Mother Nature is one reason why, but there are others, said Mark McBride, salesman for Salinas, Calif.-based Coastline Produce.
“Our broccoli is harvesting up to two weeks ahead of schedule due to the warmer than normal weather we’ve experienced,” McBride said. “With declining volume in the coming weeks from California, homegrown areas finishing and holiday demand kicking in, demand and f.o.b.s should firm up considerably.”
Jason Lathos, commodity manager for Salinas-based Church Bros.

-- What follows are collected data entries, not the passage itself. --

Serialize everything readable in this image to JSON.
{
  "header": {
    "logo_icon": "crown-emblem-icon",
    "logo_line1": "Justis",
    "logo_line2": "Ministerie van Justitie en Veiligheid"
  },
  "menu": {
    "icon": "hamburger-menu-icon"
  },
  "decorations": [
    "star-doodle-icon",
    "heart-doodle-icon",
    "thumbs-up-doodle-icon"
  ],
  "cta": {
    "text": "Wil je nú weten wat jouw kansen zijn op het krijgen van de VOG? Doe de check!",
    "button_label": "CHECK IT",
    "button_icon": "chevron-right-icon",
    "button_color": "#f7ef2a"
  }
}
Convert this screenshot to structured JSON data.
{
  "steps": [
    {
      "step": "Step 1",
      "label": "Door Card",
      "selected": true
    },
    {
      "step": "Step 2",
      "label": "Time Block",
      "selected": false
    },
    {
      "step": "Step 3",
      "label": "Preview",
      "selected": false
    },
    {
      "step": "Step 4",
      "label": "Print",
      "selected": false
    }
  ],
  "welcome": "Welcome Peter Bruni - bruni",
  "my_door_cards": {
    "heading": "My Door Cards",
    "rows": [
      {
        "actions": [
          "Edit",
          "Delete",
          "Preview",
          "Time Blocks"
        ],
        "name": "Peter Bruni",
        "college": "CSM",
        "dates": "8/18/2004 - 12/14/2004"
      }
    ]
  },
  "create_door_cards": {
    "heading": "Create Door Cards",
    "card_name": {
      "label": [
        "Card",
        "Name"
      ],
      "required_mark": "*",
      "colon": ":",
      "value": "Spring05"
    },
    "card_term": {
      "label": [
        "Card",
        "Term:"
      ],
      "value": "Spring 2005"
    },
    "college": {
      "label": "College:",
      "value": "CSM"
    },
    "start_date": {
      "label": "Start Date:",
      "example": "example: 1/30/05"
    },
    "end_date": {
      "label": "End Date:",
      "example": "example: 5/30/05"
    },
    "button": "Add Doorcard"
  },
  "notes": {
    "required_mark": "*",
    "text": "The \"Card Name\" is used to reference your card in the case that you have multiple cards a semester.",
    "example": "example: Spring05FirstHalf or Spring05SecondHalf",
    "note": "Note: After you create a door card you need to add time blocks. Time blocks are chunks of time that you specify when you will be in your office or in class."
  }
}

LLC, agreed.
“Cauliflower and broccoli will be very light on supplies through the balance of the coast season due to crops being two weeks ahead,” he said. “We’re forecasting lighter supplies and higher markets.”
In addition to regional U.S. deals winding down, expected light supplies out of Mexico also should keep demand high, Lathos said.
Markets should tighten as regional deals finish for good in late October and early November and demand cranks up for Thanksgiving, traditionally a good holiday for broccoli, said John Chobanian, broccoli commodity manager for Castroville, Calif.-based Ocean Mist Farms.
But Ocean Mist expects to have enough supplies to meet the demand.
“People got tired of losing money over the summer, and they cut back, and it’s worked out pretty good,” Chobanian said. “There should be a nice, clean transition to the desert.”
Ocean Mist expects to shift production from the Salinas Valley to the desert in the third week of November, Chobanian said.
Despite projections for lighter volumes and tighter markets, the week of Oct. 13 actually saw a lull in the market, McBride said.
“From our perspective, there was additional volume around this week so prices eased just a bit.”
On Oct. 21, the U.S. Department of Agriculture reported prices of $8.35-10.05 for cartons of bunched 14s from California.
On Sept. 24, 2013, prices were $17.25-18.55. The USDA doesn’t have prices from October 2013 because of the government shutdown.